Pembuatan RPP
Pembuatan RPP

Kedudukan akal dan dalil (wahyu) part 1

Kedudukan akal dan dalil (wahyu) part 1
Kedudukan akal dan dalil (wahyu) part 1
 
Bismillah
Kelompok yang mengusung akal dalam beragama sebenarnya bukanlah perkara baru dalam sejarah perjalanan agama islam. Orang2 yang cenderung menggunakan akal dalam beragama biasanya terpengaruh oleh pemikiran filsafat (falasifah), mereka biasanya menimbang segala perkara dengan Pertimbangan sesuatu yang disebut "logika". orang-orang yang dikendalikan oleh hawa nafsu dan pelaku bid’ah, golongan menyimpang dalam Islam mengklaim bahwa ilmu-ilmu ilahi (akidah) itu masih ghâmidhah (kabur dan tak terpahami). Menurut mereka, tidak mungkin dimengerti kecuali melalui jalan ilmu manthiq dan filsafat. Bertolak dari sinilah kemudian mereka (kaum Mu’tazilah dan yang sepaham dengan mereka sampai era sekarang) mengadopsi ilmu filsafat untuk dijadikan sebagai perangkat pendukung untuk mendalami akidah Islam ( Tahâful Falâsifah 84. Nukilan dari Tanâquzhu Ahlil Ahwâ wal Bida’ fil ‘Aqîdah’ 1/103. Penulis menyertakan ilmu filsafat sebagai sumber pengambilan hukum kedelapan oleh kalangan ahli bid’ah). (dikutip dari https://almanhaj.or.id/3453-ilmu-filsafat-perusak-akidah-islam.html)
Dalam sejarah pemikiran Islam, filsafat digunakan dalam berbagai kepentingan. Para teolog rasional (mutakallimûn) menggunakan filsafat untuk membela iman khususnya dari para cendekiawan Yahudi dan Kristiani, yang saat itu sudah lebih "maju" secara intelektual. Sedangkan para filosof mencoba membuktikan bahwa kesimpulan-kesimpulan filsafat yang diambil dari gagasan filsafat Yunani tidak bertentangan dengan iman. Para filosof berusaha memadukan ketegangan antara dasar-dasar keagamaan Islam (Syari’ah) dengan filsafat, atau antara akal dengan wahyu. Para filosof Muslim banyak mengambil pemikiran Aristoteles, Plato, maupun Plotinus, sehingga banyak teori-teori filosof Yunani diambil oleh filosof Muslim. Pengaruh filsafat Yunani inilah yang menjadi pangkal kontrafersi sekitar masalah filsafat dalam Islam. Sejauh mana Islam mengizinkan masukan dari luar, khususnya jika datang dari kalangan yang bukan saja Ahl al-kitab seperti Yahudi dan Kristen, tetapi juga dari orang-orang Yunani yang “pagan” atau musyrik. [ dikutip dari : http://filsafatkebingungan.blogspot.com/2015/10/filsafat-islam-sejarah-filsafat-islam.html?m=1 ].

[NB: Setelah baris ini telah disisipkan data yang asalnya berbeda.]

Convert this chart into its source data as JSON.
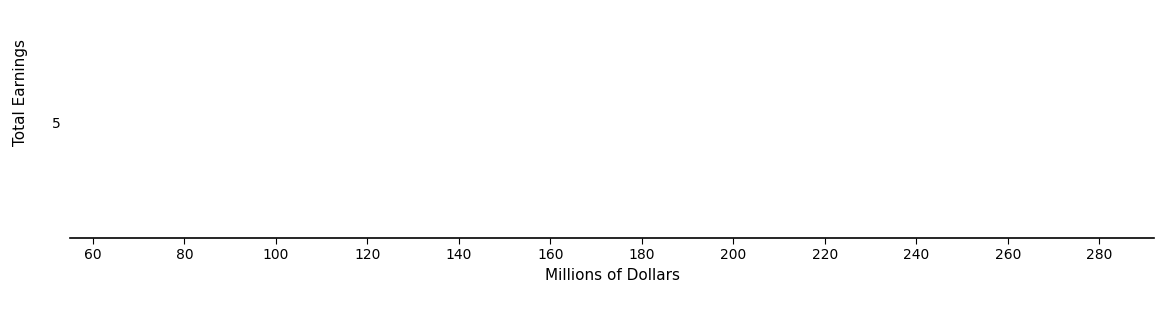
{
  "ylabel": "Total Earnings",
  "xlabel": "Millions of Dollars",
  "xlim": [
    55,
    292
  ],
  "xticks": [
    60,
    80,
    100,
    120,
    140,
    160,
    180,
    200,
    220,
    240,
    260,
    280
  ],
  "ylim": [
    0,
    10
  ],
  "ytick_val": 5.0,
  "ytick_label": "5",
  "background_color": "#ffffff",
  "figsize": [
    11.66,
    3.3
  ],
  "dpi": 100,
  "tick_fontsize": 10,
  "label_fontsize": 11
}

Beberapa kalimat pembuka di atas saya kutip dari sebuah makalah yang tercantum Link nya di atas, namun secara kesimpulan saya bertolak belakang dengan makalah tersebut. Sedangkan para ulama telah menjelaskan tentang hal ini. Antara lain Al-Hâfizh Ibnu Hajar rahimahullah menceritakan, “Orang-orang yang muncul setelah tiga masa yang utama terlalu berlebihan dalam kebanyakan perkara yang diingkari oleh tokoh-tokoh generasi Tabi’in dan generasi Tabi’it Tabi’in. Orang-orang itu tidak merasa cukup dengan apa yang sudah dipegangi generasi sebelumnya sehingga mencampuradukkan perkara-perkara agama dengan teori-teori Yunani dan menjadikan pernyataan-pernyataan kaum filosof sebagai sumber pijakan untuk me’luruskan’ atsar yang berseberangan dengan filsafat melalui cara penakwilan, meskipun itu tercela. Mereka tidak berhenti sampai di sini, bahkan mengklaim ilmu yang telah mereka susun adalah ilmu yang paling mulia dan sebaiknya dimengerti” [ Fathul Bâri (13/253) ].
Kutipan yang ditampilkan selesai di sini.